According to Channels TV, Sale was found guilty on two counts of defilement and kidnapping by the state government, and Justice Rahman Oshodi delivered the verdict.
Sections 137 and 268 of the Lagos State Criminal Law, 2015 were violated, the prosecution had told the judge.
The state legislature’s intention to treat such offenses with the maximum severity is shown in Section 137, which stipulates life in prison for child defilement.
The inmate, who lived in a “face-me-I-face-you” home at 18 Agunbiade Street, Kirikiri Town, Apapa, was charged with luring the JSS1 student into his room, defiling her, and keeping her there for eleven days.
According to the survivor’s mother’s testimony, her daughter vanished after they got back from church. During this time, Sale allegedly came to ask about the girl several times while keeping her locked in his room within the same complex while feigning care.
She said that after a naval officer discovered the child sitting by herself on the street, he took her to the police station. The girl then led detectives to Sale’s chamber, where she disclosed that he had imprisoned her, given her instant noodles, and provided her with pee and excrement containers.
When the 14-year-old survivor testified in November 2022, she said she had never been in Sale’s room before to the incident. She explained that after entering, she was imprisoned for around a week in a dark room.
As the third prosecution witness, Nwoke Okoi Oluchi, a nurse and midwife, gave a medical report from the Women at Risk International Foundation (WARIF) Center in Yaba.
Significant vaginal discharge, bruises, healed lacerations, and an intact hymen were all noted in the report.

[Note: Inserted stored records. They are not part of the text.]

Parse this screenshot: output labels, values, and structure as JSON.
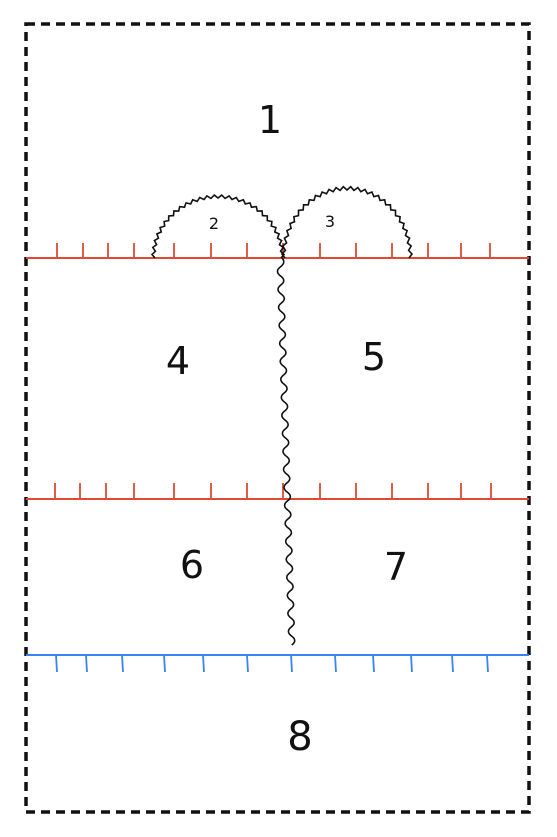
{
  "diagram": {
    "frame_style": "dashed",
    "colors": {
      "frame": "#111111",
      "red_line": "#e04a33",
      "blue_line": "#3b82f6",
      "wavy_line": "#111111"
    },
    "regions": [
      {
        "id": "region-1",
        "label": "1"
      },
      {
        "id": "region-2",
        "label": "2"
      },
      {
        "id": "region-3",
        "label": "3"
      },
      {
        "id": "region-4",
        "label": "4"
      },
      {
        "id": "region-5",
        "label": "5"
      },
      {
        "id": "region-6",
        "label": "6"
      },
      {
        "id": "region-7",
        "label": "7"
      },
      {
        "id": "region-8",
        "label": "8"
      }
    ],
    "boundaries": [
      {
        "id": "upper-red-hatched-line",
        "color": "red",
        "hatched": true
      },
      {
        "id": "middle-red-hatched-line",
        "color": "red",
        "hatched": true
      },
      {
        "id": "lower-blue-hatched-line",
        "color": "blue",
        "hatched": true
      },
      {
        "id": "vertical-wavy-line",
        "color": "black",
        "hatched": false
      },
      {
        "id": "left-wavy-arc",
        "color": "black",
        "hatched": false
      },
      {
        "id": "right-wavy-arc",
        "color": "black",
        "hatched": false
      }
    ]
  }
}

It noted that the girl had been sexually attacked twice while imprisoned in Sale’s chamber and came to the conclusion that these results were consistent with forced vaginal penetration.

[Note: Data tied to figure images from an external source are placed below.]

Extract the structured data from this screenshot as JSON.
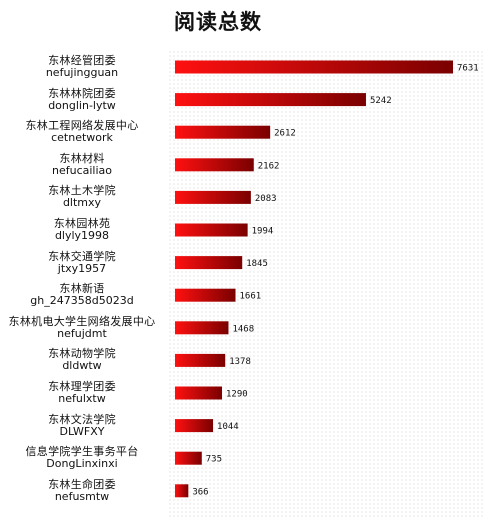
{
  "chart_data": {
    "type": "bar",
    "orientation": "horizontal",
    "title": "阅读总数",
    "categories": [
      {
        "name": "东林经管团委",
        "id": "nefujingguan"
      },
      {
        "name": "东林林院团委",
        "id": "donglin-lytw"
      },
      {
        "name": "东林工程网络发展中心",
        "id": "cetnetwork"
      },
      {
        "name": "东林材料",
        "id": "nefucailiao"
      },
      {
        "name": "东林土木学院",
        "id": "dltmxy"
      },
      {
        "name": "东林园林苑",
        "id": "dlyly1998"
      },
      {
        "name": "东林交通学院",
        "id": "jtxy1957"
      },
      {
        "name": "东林新语",
        "id": "gh_247358d5023d"
      },
      {
        "name": "东林机电大学生网络发展中心",
        "id": "nefujdmt"
      },
      {
        "name": "东林动物学院",
        "id": "dldwtw"
      },
      {
        "name": "东林理学团委",
        "id": "nefulxtw"
      },
      {
        "name": "东林文法学院",
        "id": "DLWFXY"
      },
      {
        "name": "信息学院学生事务平台",
        "id": "DongLinxinxi"
      },
      {
        "name": "东林生命团委",
        "id": "nefusmtw"
      }
    ],
    "values": [
      7631,
      5242,
      2612,
      2162,
      2083,
      1994,
      1845,
      1661,
      1468,
      1378,
      1290,
      1044,
      735,
      366
    ],
    "xlim": [
      0,
      7631
    ],
    "grid": false,
    "legend": "none",
    "colors": {
      "bar_start": "#ff1010",
      "bar_end": "#7a0000",
      "label": "#111111"
    }
  }
}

In his own testimony, the convicted man refuted the accusations, stating the girl had contacted him for N15,000 to get an abortion, first claiming it was for a friend, and then confessing she was expecting a child for a barber called Samuel.

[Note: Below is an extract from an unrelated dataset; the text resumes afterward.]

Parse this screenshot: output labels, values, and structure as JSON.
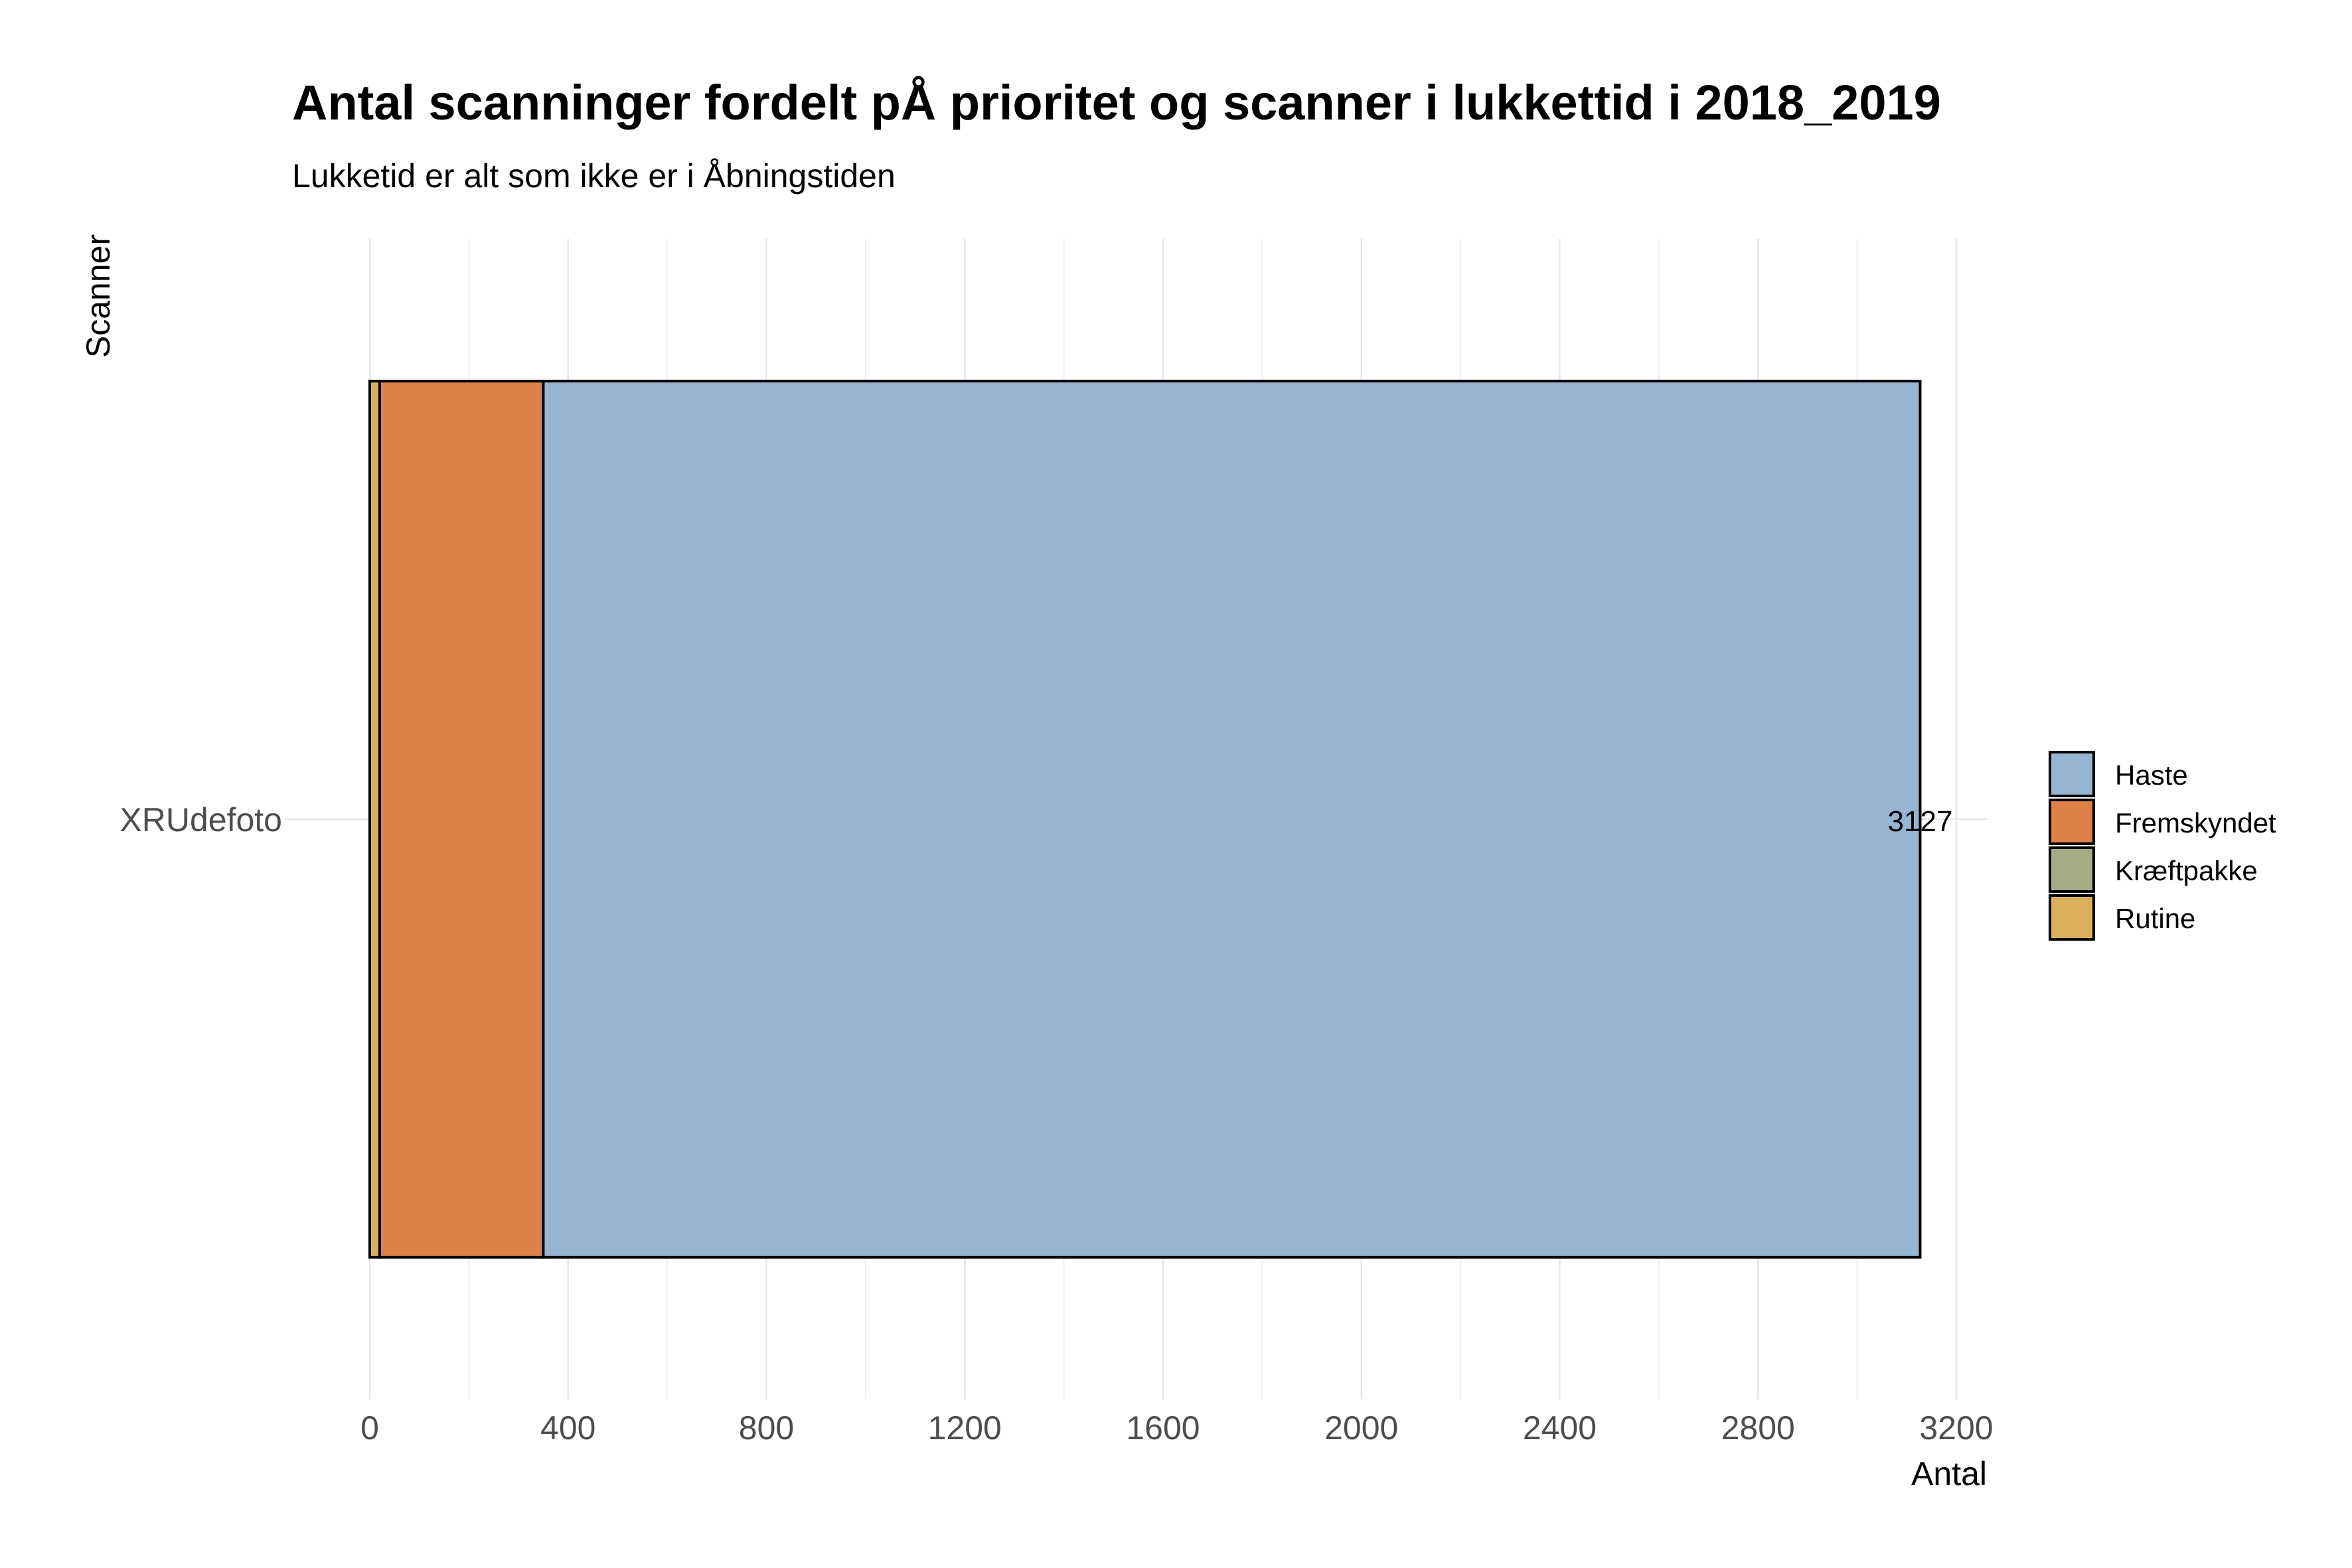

According to Justice Oshodi’s ruling, the convict’s testimony was “wholly incredible,” improbable, internally contradictory, and at odds with established facts.
The judge determined that the girl was a minor under the minor Rights Law as the prosecution had demonstrated that she was 13 at the time.
A kid cannot legally consent to being detained for sexual purposes, he added, and she was held in the defendant’s chamber for eleven days.
“The circumstances, taken together with the medical evidence of vaginal penetration, permit only one rational conclusion: the defendant engaged in sexual intercourse with the prosecutrix during her confinement,” the court ruled.
Justice Oshodi went on to characterize the offenses as “grievous,” highlighting how Sale had abused his neighbor’s confidence and exacerbated the family’s suffering by detaining the girl in his room and sexually abusing her while feigning assistance in the search.
He said that the legislature’s intention to treat such offenses with the utmost severity is reflected in section 137 of the Lagos State Criminal Law, which stipulates life in prison for child defilement.
“Abdullahi Sale, I sentence you to life imprisonment on count one for the offense of defilement in violation of section 137 of the Criminal Law,” the judge said. I give you a seven-year prison term for the second count, which is abduction in violation of section 268 of the same statute.
The second count’s sentence will begin on September 17, 2021, the day you were remanded in jail. You will serve both terms simultaneously, which is a life sentence in jail.
Judge Oshodi said, “I order that your name be entered into the Sex Offenders Register in accordance with sections 33 and 38 of the Lagos State Domestic and Sexual Violence Agency Law, 2021, as the prosecution urged me during sentencing.”